How Do Astronomers Find Exoplanets?
By: Sara Knight
BU News Service
Last month astronomer Erik Petigura announced it was likely that our galaxy may have up to 40 billion Earth-like, habitable exoplanets swirling around their Sun-like stars. Petigura’s conclusion, which resulted from his analysis of Kepler satellite data, marks a huge milestone in the search for exoplanets – a field that has experienced a rapid expansion in the past decade. The ultimate goal of this extra-solar quest – to find planets with conditions able to support life as we know it – is only attainable if researchers can not only locate these other worlds, but discern their composition. Given that the nearest exoplanet is 4.37 light-years, or 26.22 trillion miles, away from Earth, it is no simple task. So how do researchers find and analyze alien worlds?
It comes down to tenacious observation and a lot of math. First, astronomers must set a satellite or telescope to record a given patch of space – for example, the Kepler satellite focuses on an astral window of about 100,000 stars. Then they wait for minute fluctuations in the amount of light a star gives off, which indicates a body, maybe a planet, passing in front of the star. Researchers confirm the light-blocking object as an exoplanet only after noting that the light fluctuates in a regular pattern, which can take years depending on the length of the planet’s orbit.
Once the light-blocker is verified as a planet the researchers ascertain its volume and mass. Luckily for them, finding the planet’s volume is relatively straight-forward – the amount the star’s light dims as the planet passes by denotes its size. Finding the planet’s mass is trickier: researchers must determine the strength of the gravitational attraction between the planet and star. The larger the attraction, the more massive the planet.

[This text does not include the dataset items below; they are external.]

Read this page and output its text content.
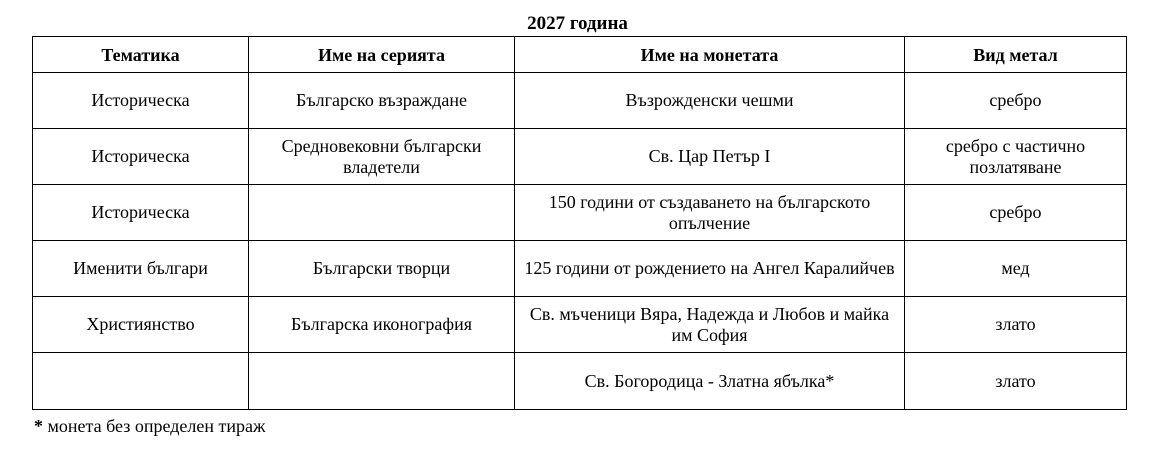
2027 година
Тематика	Име на серията	Име на монетата	Вид метал
Историческа	Българско възраждане	Възрожденски чешми	сребро
Историческа	Средновековни български владетели	Св. Цар Петър I	сребро с частично позлатяване
Историческа		150 години от създаването на българското опълчение	сребро
Именити българи	Български творци	125 години от рождението на Ангел Каралийчев	мед
Християнство	Българска иконография	Св. мъченици Вяра, Надежда и Любов и майка им София	злато
		Св. Богородица - Златна ябълка*	злато
* монета без определен тираж
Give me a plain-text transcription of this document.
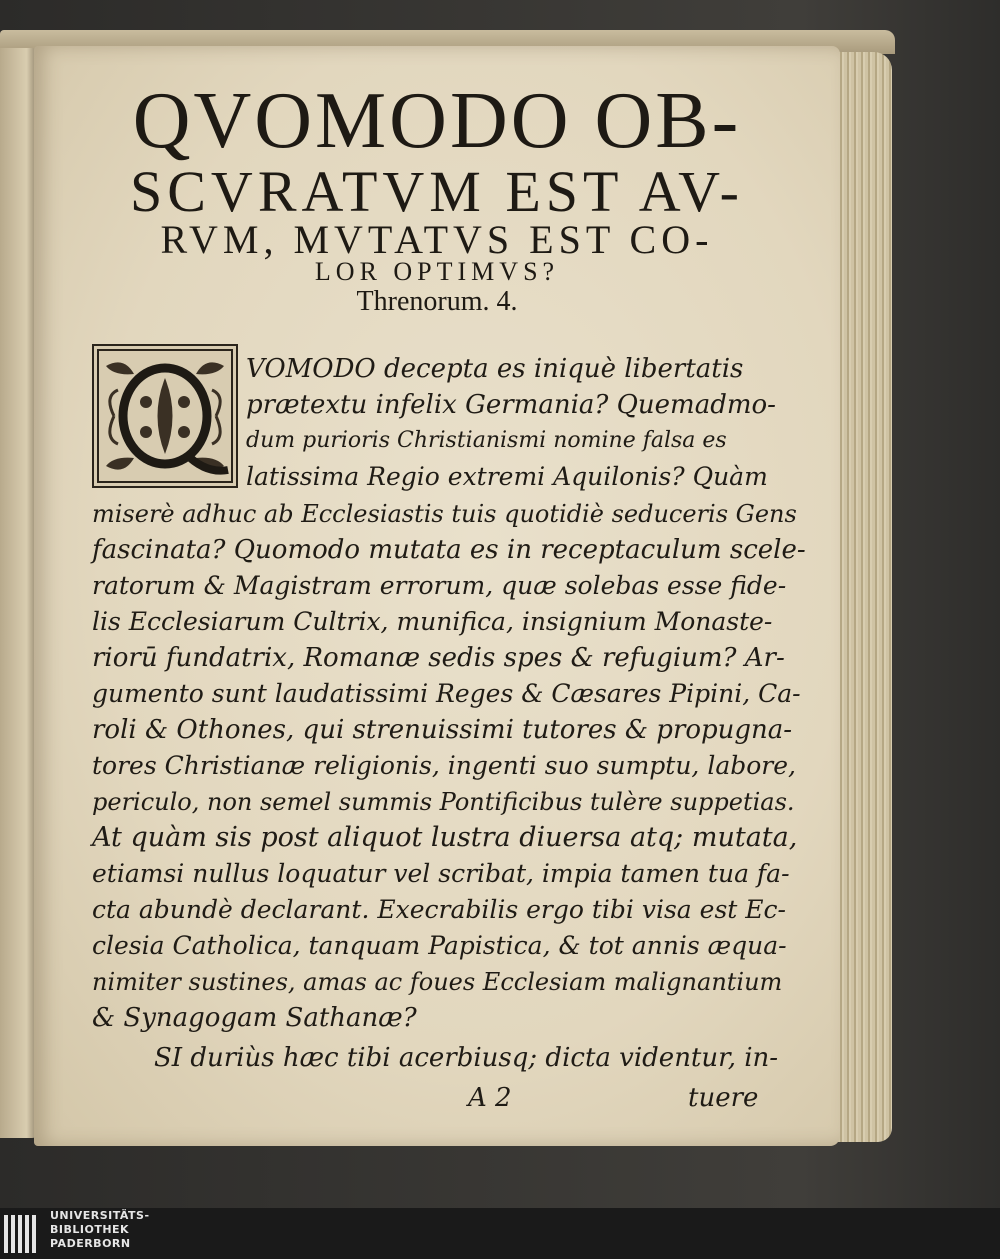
QVOMODO OB-
SCVRATVM EST AV-
RVM, MVTATVS EST CO-
LOR OPTIMVS?
Threnorum. 4.

VOMODO decepta es iniquè libertatis

prætextu infelix Germania? Quemadmo-

dum purioris Christianismi nomine falsa es

latissima Regio extremi Aquilonis? Quàm

miserè adhuc ab Ecclesiastis tuis quotidiè seduceris Gens

fascinata? Quomodo mutata es in receptaculum scele-

ratorum & Magistram errorum, quæ solebas esse fide-

lis Ecclesiarum Cultrix, munifica, insignium Monaste-

riorū fundatrix, Romanæ sedis spes & refugium? Ar-

gumento sunt laudatissimi Reges & Cæsares Pipini, Ca-

roli & Othones, qui strenuissimi tutores & propugna-

tores Christianæ religionis, ingenti suo sumptu, labore,

periculo, non semel summis Pontificibus tulère suppetias.

At quàm sis post aliquot lustra diuersa atq; mutata,

etiamsi nullus loquatur vel scribat, impia tamen tua fa-

cta abundè declarant. Execrabilis ergo tibi visa est Ec-

clesia Catholica, tanquam Papistica, & tot annis æqua-

nimiter sustines, amas ac foues Ecclesiam malignantium

& Synagogam Sathanæ?

SI duriùs hæc tibi acerbiusq; dicta videntur, in-

A 2	tuere

UNIVERSITÄTS-
BIBLIOTHEK
PADERBORN
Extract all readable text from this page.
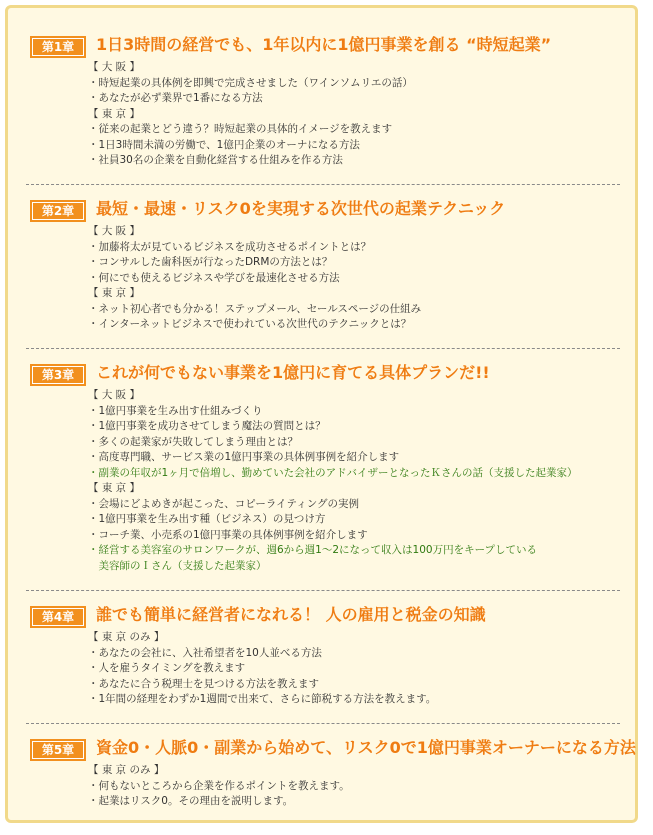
第1章	1日3時間の経営でも、1年以内に1億円事業を創る “時短起業”
【 大 阪 】
・時短起業の具体例を即興で完成させました（ワインソムリエの話）
・あなたが必ず業界で1番になる方法
【 東 京 】
・従来の起業とどう違う？時短起業の具体的イメージを教えます
・1日3時間未満の労働で、1億円企業のオーナになる方法
・社員30名の企業を自動化経営する仕組みを作る方法
第2章	最短・最速・リスク0を実現する次世代の起業テクニック
【 大 阪 】
・加藤将太が見ているビジネスを成功させるポイントとは？
・コンサルした歯科医が行なったDRMの方法とは？
・何にでも使えるビジネスや学びを最速化させる方法
【 東 京 】
・ネット初心者でも分かる！ステップメール、セールスページの仕組み
・インターネットビジネスで使われている次世代のテクニックとは？
第3章	これが何でもない事業を1億円に育てる具体プランだ!!
【 大 阪 】
・1億円事業を生み出す仕組みづくり
・1億円事業を成功させてしまう魔法の質問とは？
・多くの起業家が失敗してしまう理由とは？
・高度専門職、サービス業の1億円事業の具体例事例を紹介します
・副業の年収が1ヶ月で倍増し、勤めていた会社のアドバイザーとなったＫさんの話（支援した起業家）
【 東 京 】
・会場にどよめきが起こった、コピーライティングの実例
・1億円事業を生み出す種（ビジネス）の見つけ方
・コーチ業、小売系の1億円事業の具体例事例を紹介します
・経営する美容室のサロンワークが、週6から週1～2になって収入は100万円をキープしている
　美容師のＩさん（支援した起業家）
第4章	誰でも簡単に経営者になれる！ 人の雇用と税金の知識
【 東 京 のみ 】
・あなたの会社に、入社希望者を10人並べる方法
・人を雇うタイミングを教えます
・あなたに合う税理士を見つける方法を教えます
・1年間の経理をわずか1週間で出来て、さらに節税する方法を教えます。
第5章	資金0・人脈0・副業から始めて、リスク0で1億円事業オーナーになる方法
【 東 京 のみ 】
・何もないところから企業を作るポイントを教えます。
・起業はリスク0。その理由を説明します。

The star itself is also “in orbit” around the center of mass between itself and the planet – it is just so massive that its orbit is more of a wobble than a proper ellipse. As the star wobbles, the frequency of its light changes in the visible spectrum – a phenomenon known as the Doppler effect. By observing these fluctuations, astronomers can figure out how much a star wobbles, and therefore the mass of its orbiting planet.
After obtaining the figures for the planet’s volume and mass, finding the planet’s density is as simple as dividing the mass by the volume. Once astronomers figure out the density, they can extrapolate the sorts of materials that may make up the world. For example, an exoplanet with an extremely high density is probably composed of heavier materials, like rocks and metals.
In 2010, astronomers began using light frequency analysis not only to find the mass of the exoplanet, but also to infer its atmospheric makeup. While the planet passes between the star and their observation point, the chemicals in its atmosphere will give faint light signatures, which astronomers analyze using a chemical spectroscope. By noting which elements shift in the star’s chemical lineup when the planet passes by, they can infer the chemicals present in the exoplanet’s atmosphere.
So far, astronomers have found a huge variety of alien planets – some made mostly of metal and with 20 Earth-hour years, others made mostly of super-hot gas and that have silicate glass particles as rainfall. While the exoplanets with what we on Earth would consider extreme conditions are the coolest to read about, the ones that are able to sustain liquid water most interest astronomers. Those relatively ho-hum planets reside in the habitable zones of their stars – zones that astronomers believe life as we know it in our solar system may exist. And despite the report that there are probably 40 billion of them out there, we have only spotted twelve of them so far. But by remembering the scope of our search this humble figure seems a little less discouraging. After all, we can only focus on a small fraction of space at a time and stars are oriented randomly throughout the Universe – who knows what we’re missing?